# Apple Remote Desktop Won't Start.



## jezcaudle (Aug 15, 2005)

Hi,

I'm try to start the Remote Apple Desktop service on my iMac G5 running 10.3.9.

I go to Sharing and click on Remote Apple Desktop, but the service is not starting.

I have got it working on my iBook G4 running 10.4.x, so if I nmap my 10.4 box I see that port 5900 TCP is open, plus I can connect using Chicken of VNC or TightVNC on an XP box. I've even managed to tunnel it through SSH.

When I nmap my G5 port 5900 is closed. A quick: 

ps -U root 

on my iBook shows:

/System/Library/CoreServices/RemoteManagement/ARDAgent.app/Contents/Support/ARDHelper

is running.

Does anyone know how I can start Remote Desktop from the command line?

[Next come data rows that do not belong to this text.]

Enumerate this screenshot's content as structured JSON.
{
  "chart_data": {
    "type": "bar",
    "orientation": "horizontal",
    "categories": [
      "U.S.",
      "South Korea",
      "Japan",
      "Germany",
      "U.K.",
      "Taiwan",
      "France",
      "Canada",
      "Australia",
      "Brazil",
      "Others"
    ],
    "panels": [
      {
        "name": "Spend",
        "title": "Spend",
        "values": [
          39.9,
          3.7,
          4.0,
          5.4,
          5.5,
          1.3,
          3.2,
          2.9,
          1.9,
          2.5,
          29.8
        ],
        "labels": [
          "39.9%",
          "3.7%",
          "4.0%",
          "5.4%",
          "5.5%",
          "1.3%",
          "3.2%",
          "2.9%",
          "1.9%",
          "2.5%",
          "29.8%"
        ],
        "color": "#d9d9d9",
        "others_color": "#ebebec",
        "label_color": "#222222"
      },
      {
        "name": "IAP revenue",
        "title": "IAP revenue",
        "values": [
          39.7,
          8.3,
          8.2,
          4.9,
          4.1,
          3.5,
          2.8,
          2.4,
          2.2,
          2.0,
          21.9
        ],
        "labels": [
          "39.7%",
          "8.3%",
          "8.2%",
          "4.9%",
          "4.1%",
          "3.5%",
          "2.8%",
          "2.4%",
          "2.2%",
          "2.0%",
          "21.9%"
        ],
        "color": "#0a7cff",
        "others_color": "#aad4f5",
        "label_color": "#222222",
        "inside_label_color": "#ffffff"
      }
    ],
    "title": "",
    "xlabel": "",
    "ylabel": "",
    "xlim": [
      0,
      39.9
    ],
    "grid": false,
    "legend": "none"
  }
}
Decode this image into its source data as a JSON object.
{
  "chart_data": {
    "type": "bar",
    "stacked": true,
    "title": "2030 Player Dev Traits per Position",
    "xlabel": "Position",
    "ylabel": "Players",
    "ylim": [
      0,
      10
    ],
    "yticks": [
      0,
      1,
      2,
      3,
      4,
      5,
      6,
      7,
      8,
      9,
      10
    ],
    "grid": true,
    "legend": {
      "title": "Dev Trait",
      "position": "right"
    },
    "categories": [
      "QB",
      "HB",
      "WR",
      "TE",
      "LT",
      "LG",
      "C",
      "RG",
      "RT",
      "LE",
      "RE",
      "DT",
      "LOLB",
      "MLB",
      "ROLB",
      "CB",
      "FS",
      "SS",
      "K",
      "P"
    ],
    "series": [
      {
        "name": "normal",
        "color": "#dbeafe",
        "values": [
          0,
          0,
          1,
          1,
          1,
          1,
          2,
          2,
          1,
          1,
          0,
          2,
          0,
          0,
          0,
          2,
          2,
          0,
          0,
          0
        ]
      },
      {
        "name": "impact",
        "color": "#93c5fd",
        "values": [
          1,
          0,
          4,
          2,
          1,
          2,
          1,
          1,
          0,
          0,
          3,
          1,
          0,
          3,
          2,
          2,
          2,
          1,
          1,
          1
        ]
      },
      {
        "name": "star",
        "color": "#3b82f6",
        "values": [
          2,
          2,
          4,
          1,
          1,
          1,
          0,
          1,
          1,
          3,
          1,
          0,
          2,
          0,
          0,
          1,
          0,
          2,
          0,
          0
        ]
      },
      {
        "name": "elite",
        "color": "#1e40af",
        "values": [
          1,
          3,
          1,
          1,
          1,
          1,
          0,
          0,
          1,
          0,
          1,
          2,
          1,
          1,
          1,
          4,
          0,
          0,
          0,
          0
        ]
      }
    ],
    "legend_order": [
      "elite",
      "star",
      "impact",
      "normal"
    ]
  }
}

The only difference between my iBook G4 and iMac G5 is the version of OS and I have the root account enabled on the G4.

Thanks,

Jez.


----------



## Carlo (Aug 15, 2005)

A few weeks ago my G5 started to have the same issue. I have tried new binaries and a few other things but it does not work for me either.

10.4.2 with latest (yet still old) version of MS RDC.. 

Any help would be appreciated. im having to use a Virtual PC session to RDC to servers.

edit: I read AD as RDC

me bad. sorry

*moves right along*


----------



## dafuser (Aug 15, 2005)

You can start ARD from a remote system at least two ways. One method requires you to ssh to the remote system to sart ARD, the other allows you to start ARD from the remote system. 

# Run this command after you're ssh'd into the remote system to start the Apple remote desktop
#
sudo -S /System/Library/CoreServices/RemoteManagement/ARDAgent.app/Contents/Resources/kickstart -activate -configure -access -on -users admin -privs -all -restart -agent"
#
# Run this command to turn on the Apple remote desktop on a remote machine. Change the UserID
# and password as required by the remote machine.
#
ssh admin@myserver.example.com "echo mypassword | sudo -S /System/Library/CoreServices/RemoteManagement/ARDAgent.app/Contents/Resources/kickstart -activate -configure -access -on -users admin -privs -all -restart -agent"       

This is from the Apple suport site for ARD 2.X


----------



## jezcaudle (Aug 18, 2005)

I don't have a RemoteManagement on my machine. This seems to be the problem. I'll dig out my installation CD's and see if Apple Remote Desktop is on their for 10.3.x


----------